Bundeswehr erhält automatisch Meldedaten aller Einwohner ohne Widerspruchsrecht
Klaudia GnatzBundeswehr erhält automatisch Meldedaten aller Einwohner ohne Widerspruchsrecht
Neues Gesetz in Deutschland: Meldeämter müssen Bewohnerdaten an die Bundeswehr weitergeben
Seit dem 1. Januar 2026 sind deutsche Kommunen gesetzlich verpflichtet, Meldeinformationen ihrer Einwohner an die Bundeswehr zu übermitteln. Die Neuregelung entfällt die bisherige Möglichkeit für Bürger in Gütersloh, dieser Datenweitergabe zu widersprechen. Die Behörden nutzen die Angaben künftig, um potenzielle Rekruten für den Wehrdienst oder alternative Dienstformen zu ermitteln.
Grundlage der Änderung ist das Wehrdienstmodernisierungsgesetz, das Meldebehörden dazu verpflichtet, Registrierungsdaten automatisch an die Streitkräfte zu übermitteln. Bisher konnten Einwohner Güterslohs der Weitergabe widersprechen – dieses Recht ist nun gestrichen.
Die Bundeswehr will die Daten nutzen, um junge Menschen zu identifizieren, die für den freiwilligen Wehrdienst oder soziale Dienstprogramme infrage kommen. Bundesverteidigungsminister Boris Pistorius betonte, das Ziel sei der Ausbau der Streitkräfte. Ausführliche Informationen zur neuen Regelung sind auf der Website des Bundesministeriums der Verteidigung unter bmvg.de abrufbar. Lokale Behörden werden sich in den kommenden Jahren gezielt an potenziell Diensttaugliche wenden. Die Änderung markiert einen Bruch mit dem bisherigen System, in dem Betroffene der Datenweitergabe widersprechen konnten.
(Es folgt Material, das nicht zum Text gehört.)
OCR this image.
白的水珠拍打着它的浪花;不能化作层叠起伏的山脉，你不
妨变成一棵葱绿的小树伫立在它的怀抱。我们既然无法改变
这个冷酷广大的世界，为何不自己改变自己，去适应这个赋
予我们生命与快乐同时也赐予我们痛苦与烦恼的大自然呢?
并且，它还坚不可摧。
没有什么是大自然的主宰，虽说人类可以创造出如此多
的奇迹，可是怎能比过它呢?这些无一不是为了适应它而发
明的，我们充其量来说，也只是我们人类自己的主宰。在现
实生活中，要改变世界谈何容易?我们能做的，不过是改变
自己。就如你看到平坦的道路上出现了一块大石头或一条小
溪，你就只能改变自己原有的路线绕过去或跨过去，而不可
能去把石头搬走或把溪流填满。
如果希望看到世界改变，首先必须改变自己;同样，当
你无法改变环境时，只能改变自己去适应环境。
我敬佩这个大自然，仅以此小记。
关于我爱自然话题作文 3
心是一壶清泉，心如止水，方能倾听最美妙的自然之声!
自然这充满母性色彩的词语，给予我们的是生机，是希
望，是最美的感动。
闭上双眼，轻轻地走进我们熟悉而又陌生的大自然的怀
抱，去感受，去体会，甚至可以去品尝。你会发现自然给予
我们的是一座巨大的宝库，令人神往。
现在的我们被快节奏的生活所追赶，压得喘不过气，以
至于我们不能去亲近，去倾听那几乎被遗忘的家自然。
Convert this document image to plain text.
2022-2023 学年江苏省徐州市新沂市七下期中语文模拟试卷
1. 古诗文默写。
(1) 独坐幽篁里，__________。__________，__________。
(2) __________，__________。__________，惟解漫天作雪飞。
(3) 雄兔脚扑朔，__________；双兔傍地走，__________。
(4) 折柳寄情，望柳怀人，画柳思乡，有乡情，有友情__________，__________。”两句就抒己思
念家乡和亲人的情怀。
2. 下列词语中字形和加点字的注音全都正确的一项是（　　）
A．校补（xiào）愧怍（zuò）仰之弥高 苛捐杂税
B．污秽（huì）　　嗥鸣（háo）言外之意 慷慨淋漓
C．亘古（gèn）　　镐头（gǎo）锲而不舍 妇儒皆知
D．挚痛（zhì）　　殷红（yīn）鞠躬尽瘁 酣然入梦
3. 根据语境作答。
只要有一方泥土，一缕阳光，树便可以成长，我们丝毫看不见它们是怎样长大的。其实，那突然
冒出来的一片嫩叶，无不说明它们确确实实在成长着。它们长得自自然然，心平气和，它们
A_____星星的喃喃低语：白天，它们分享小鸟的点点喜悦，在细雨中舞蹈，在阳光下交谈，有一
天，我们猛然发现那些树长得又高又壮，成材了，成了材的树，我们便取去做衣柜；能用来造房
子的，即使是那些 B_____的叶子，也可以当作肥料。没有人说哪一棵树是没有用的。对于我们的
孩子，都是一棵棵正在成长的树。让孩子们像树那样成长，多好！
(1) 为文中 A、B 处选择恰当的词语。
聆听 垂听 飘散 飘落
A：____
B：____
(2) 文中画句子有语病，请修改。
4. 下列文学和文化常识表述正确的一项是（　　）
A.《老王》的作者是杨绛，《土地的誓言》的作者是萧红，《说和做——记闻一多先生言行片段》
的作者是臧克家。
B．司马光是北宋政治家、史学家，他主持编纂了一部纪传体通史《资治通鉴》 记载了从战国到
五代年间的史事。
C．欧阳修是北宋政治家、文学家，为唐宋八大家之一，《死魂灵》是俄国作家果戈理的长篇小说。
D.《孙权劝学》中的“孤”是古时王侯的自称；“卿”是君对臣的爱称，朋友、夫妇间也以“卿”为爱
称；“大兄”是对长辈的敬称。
Die neuen Vorschriften sehen vor, dass Kommunen die Meldedaten nun ausnahmslos an die Bundeswehr übermitteln müssen. Damit sollen Rekrutierungsprozesse effizienter gestaltet und der Personalbestand der Streitkräfte gestärkt werden. Für Einwohner Güterslohs entfällt die Option, die Weitergabe ihrer Daten zu verhindern.